The claimant argued, however, that a reasonably competent non-dom specialist would indeed have advised the claimant that there was no material risk of a successful challenge by HMRC to his domiciled status. The reason for this was because HMRC had accepted, in January 2006, that the claimant was a non-dom without raising any queries after the defendants submitted a domicile form, Dom 1, to HMRC. The judge found that nothing had been put forward which showed that the HMRC ruling was based on incorrect or incomplete information. As a result, there was not a substantial risk of a challenge by HMRC to his domiciled status as a non-dom.

The judge then commented on what advice the specialist non-dom adviser would have given as to whether there was a substantial risk that the scheme would be successfully challenged by HMRC on the grounds ofYoung v Phillips [1984] STC 520, a decision that held that for an instrument to be treated as situated in the jurisdiction in which it was physically located, the instrument must also be marketable in that jurisdiction. In this respect, the judge accepted the evidence of Mr Kilshaw, the expert called on behalf of the claimant.

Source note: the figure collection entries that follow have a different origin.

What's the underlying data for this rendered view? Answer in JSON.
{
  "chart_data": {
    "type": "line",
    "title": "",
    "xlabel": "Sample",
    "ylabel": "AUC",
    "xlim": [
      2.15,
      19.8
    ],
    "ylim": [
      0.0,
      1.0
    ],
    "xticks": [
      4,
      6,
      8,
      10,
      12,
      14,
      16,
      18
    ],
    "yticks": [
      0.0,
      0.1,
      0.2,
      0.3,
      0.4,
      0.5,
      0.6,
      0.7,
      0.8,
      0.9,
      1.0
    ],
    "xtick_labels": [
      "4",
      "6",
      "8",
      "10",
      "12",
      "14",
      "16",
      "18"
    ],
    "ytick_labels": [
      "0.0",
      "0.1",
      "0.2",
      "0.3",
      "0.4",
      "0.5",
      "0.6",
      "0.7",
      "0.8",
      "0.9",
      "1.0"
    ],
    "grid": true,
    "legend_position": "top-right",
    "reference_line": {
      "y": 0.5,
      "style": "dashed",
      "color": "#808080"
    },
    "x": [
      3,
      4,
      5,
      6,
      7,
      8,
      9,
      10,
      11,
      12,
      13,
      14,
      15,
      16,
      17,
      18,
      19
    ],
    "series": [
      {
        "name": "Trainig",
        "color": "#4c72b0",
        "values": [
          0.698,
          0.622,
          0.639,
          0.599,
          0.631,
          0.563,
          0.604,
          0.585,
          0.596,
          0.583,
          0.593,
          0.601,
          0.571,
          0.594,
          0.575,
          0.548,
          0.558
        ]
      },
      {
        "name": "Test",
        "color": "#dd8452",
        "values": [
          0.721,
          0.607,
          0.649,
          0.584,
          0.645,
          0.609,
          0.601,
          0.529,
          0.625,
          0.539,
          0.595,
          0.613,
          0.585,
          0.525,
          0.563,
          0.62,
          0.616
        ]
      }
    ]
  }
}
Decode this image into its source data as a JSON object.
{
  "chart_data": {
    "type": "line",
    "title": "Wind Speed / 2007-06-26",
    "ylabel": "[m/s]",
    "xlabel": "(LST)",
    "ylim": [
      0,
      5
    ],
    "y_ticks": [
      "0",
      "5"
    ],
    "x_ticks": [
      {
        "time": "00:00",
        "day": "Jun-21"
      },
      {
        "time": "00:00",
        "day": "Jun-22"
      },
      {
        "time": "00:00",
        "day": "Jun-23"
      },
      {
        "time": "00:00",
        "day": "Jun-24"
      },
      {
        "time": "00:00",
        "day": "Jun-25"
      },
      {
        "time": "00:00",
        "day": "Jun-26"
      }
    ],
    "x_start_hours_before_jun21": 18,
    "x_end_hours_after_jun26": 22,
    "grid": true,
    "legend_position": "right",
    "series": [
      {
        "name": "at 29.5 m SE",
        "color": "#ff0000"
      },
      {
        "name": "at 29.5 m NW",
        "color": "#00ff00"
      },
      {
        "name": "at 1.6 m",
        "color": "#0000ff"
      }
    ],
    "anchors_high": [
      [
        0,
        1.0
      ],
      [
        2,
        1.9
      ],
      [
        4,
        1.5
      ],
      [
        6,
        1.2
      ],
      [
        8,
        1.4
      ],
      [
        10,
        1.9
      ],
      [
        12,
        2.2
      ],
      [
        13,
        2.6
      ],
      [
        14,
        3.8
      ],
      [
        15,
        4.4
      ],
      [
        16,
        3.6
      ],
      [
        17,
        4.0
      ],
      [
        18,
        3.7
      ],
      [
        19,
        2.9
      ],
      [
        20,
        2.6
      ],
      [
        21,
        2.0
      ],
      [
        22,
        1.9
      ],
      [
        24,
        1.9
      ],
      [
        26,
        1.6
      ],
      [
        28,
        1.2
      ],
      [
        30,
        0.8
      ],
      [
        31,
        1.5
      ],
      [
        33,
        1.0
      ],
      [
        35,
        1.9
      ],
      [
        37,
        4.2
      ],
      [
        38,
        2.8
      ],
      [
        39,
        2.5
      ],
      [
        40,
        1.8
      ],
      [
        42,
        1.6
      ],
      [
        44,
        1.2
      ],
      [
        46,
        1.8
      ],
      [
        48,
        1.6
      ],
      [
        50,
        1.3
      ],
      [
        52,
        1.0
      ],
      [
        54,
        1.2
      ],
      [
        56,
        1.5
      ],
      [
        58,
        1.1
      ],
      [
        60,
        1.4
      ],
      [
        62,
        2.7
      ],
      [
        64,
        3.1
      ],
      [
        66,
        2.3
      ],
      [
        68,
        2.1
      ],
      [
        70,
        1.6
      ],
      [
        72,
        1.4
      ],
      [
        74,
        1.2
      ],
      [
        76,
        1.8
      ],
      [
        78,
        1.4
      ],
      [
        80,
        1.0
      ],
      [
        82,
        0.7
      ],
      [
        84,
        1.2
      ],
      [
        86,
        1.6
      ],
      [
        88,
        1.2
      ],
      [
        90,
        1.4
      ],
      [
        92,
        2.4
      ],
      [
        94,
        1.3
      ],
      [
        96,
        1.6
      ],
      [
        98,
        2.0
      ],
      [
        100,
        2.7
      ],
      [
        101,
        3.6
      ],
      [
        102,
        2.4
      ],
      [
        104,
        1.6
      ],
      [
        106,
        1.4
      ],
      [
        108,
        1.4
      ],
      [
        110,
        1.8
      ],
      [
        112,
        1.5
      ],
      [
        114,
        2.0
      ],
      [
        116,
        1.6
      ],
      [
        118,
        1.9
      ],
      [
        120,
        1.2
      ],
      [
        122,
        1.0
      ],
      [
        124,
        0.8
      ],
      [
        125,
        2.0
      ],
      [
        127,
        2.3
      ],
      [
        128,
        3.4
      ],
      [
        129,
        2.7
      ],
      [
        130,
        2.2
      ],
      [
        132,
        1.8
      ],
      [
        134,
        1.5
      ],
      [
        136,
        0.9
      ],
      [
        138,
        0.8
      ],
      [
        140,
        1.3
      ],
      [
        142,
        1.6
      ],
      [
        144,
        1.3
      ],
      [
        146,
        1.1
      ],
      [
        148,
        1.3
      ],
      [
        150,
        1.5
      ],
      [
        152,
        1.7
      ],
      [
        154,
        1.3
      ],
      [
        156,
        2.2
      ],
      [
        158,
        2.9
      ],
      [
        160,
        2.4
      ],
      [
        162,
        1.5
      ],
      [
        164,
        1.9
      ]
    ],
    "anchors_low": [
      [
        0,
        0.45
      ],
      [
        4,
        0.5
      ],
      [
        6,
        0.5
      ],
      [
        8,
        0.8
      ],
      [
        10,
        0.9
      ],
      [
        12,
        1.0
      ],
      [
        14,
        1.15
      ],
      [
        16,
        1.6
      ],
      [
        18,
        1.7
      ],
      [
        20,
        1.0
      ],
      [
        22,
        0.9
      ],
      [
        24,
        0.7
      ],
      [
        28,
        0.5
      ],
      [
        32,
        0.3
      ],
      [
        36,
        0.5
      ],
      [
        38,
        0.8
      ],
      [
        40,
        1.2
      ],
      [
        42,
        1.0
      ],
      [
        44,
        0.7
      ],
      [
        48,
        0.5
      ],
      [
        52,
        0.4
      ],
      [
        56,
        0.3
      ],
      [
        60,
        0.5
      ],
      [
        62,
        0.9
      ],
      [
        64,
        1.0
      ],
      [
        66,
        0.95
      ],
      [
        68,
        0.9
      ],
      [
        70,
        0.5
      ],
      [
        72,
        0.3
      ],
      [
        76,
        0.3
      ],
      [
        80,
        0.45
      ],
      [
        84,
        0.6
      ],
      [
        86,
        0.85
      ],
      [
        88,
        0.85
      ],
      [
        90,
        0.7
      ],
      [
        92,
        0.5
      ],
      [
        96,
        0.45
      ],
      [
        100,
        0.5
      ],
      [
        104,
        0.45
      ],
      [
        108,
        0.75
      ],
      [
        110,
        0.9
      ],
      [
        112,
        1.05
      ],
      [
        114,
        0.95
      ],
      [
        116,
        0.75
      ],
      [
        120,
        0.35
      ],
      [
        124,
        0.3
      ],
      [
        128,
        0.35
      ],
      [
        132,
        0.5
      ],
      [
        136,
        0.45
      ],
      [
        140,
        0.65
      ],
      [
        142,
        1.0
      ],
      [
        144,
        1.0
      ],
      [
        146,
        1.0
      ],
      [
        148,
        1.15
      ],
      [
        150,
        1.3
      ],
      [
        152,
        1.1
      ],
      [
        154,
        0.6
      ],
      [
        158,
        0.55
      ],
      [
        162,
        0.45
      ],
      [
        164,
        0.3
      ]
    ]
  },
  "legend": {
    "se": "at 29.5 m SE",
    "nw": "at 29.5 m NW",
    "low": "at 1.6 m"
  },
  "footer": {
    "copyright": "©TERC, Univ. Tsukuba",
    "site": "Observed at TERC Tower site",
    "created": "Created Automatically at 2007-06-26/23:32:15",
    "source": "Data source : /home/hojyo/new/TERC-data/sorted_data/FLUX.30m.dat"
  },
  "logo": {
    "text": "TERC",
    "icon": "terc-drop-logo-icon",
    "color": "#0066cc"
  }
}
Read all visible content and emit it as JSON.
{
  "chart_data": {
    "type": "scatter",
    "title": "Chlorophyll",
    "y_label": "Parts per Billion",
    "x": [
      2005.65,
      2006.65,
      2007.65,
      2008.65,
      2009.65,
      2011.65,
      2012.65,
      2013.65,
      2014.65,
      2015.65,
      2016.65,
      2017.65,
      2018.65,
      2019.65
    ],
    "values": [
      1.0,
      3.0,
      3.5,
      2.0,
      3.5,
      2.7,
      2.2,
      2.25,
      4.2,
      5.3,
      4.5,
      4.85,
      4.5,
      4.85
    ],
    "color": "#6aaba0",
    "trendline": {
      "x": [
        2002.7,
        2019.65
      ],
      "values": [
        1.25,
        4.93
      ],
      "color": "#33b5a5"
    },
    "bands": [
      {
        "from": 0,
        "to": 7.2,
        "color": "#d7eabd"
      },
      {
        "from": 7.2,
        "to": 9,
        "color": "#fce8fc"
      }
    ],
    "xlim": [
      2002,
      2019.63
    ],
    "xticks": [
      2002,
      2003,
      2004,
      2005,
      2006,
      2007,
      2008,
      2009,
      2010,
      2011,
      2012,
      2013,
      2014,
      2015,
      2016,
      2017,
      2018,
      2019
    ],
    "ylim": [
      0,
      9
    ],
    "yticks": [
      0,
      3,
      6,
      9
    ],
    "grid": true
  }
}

Mr Kilshaw’s evidence was that his firm, KPMG, did not regard Young v Phillips as a material risk because the then Inland Revenue had not taken the point in the context of bearer shares and in any event it could easily be addressed by holding the bearer shares offshore for a short period before placing them in a trust. The judge said (at 279–280): ‘… significantly by 2004, the risk posed by Young v Phillips had receded … I conclude that the specialist non-dom adviser would not have given any advice that there was a substantial risk that if the claimant had engaged in BWS, it could be successfully challenged by HMRC on Young v Phillips’ grounds. For what it is worth, this advice has been borne out by subsequent experience.’


The claimant sought recovery of damages for the CGT he had to pay together with interest. The claimant also claimed the cost of entering into an abortive tax arrangement, provided by Montpelier, which had not been successful and on which he had spent £200,000 in fees. The judge held that the claimant was indeed entitled to recover £847,458 less the legal, accountancy and trustee expenses that he would have incurred had he, as he should have been advised, entered into a BWS.

The claimant argued that he was also entitled to £200,000 in relation to the Montpelier arrangement because, had he been properly advised by a non-dom specialist, he would not have signed up to it. The claimant’s case for recovering the costs of entering into the Montpelier arrangement was not that the defendants were negligent in causing him to enter into the Montpelier arrangement, but rather that these costs were foreseeable damages flowing from the defendants’ failure to advise the claimant to seek the advice of a non-dom expert. The judge agreed and said (at 526): ‘I do not consider that a reasonably competent non-dom specialist would have advised the claimant, who clearly was a non-dom, to enter into a CRP scheme in the light of its obviously artificial nature and the fact that it was based on a second hand insurance policy scheme which was blocked by the 2003 Budget … he would not have used the Montpelier scheme.’

Where does this leave us?

Much is made by HMRC of the necessity for taxpayers, both corporate and individual, to pay their ‘fair share’ of tax, whatever this phrase might mean. However, accountants and other professional advisers, such as solicitors, must remain alive to the professional duties that they owe to their clients to ensure that they receive proper advice, or are referred to other professional advisers who have the necessary expertise to enable advice in a particular specialist area to be given. Such advice may, in certain circumstances, extend to providing specialist advice on tax mitigation arrangements. Given the decision in Mehjoo, it will be interesting to see whether the Solicitor’s Regulation Authority will revisit the advice it has issued to solicitors in relation to SDLT planning arrangements.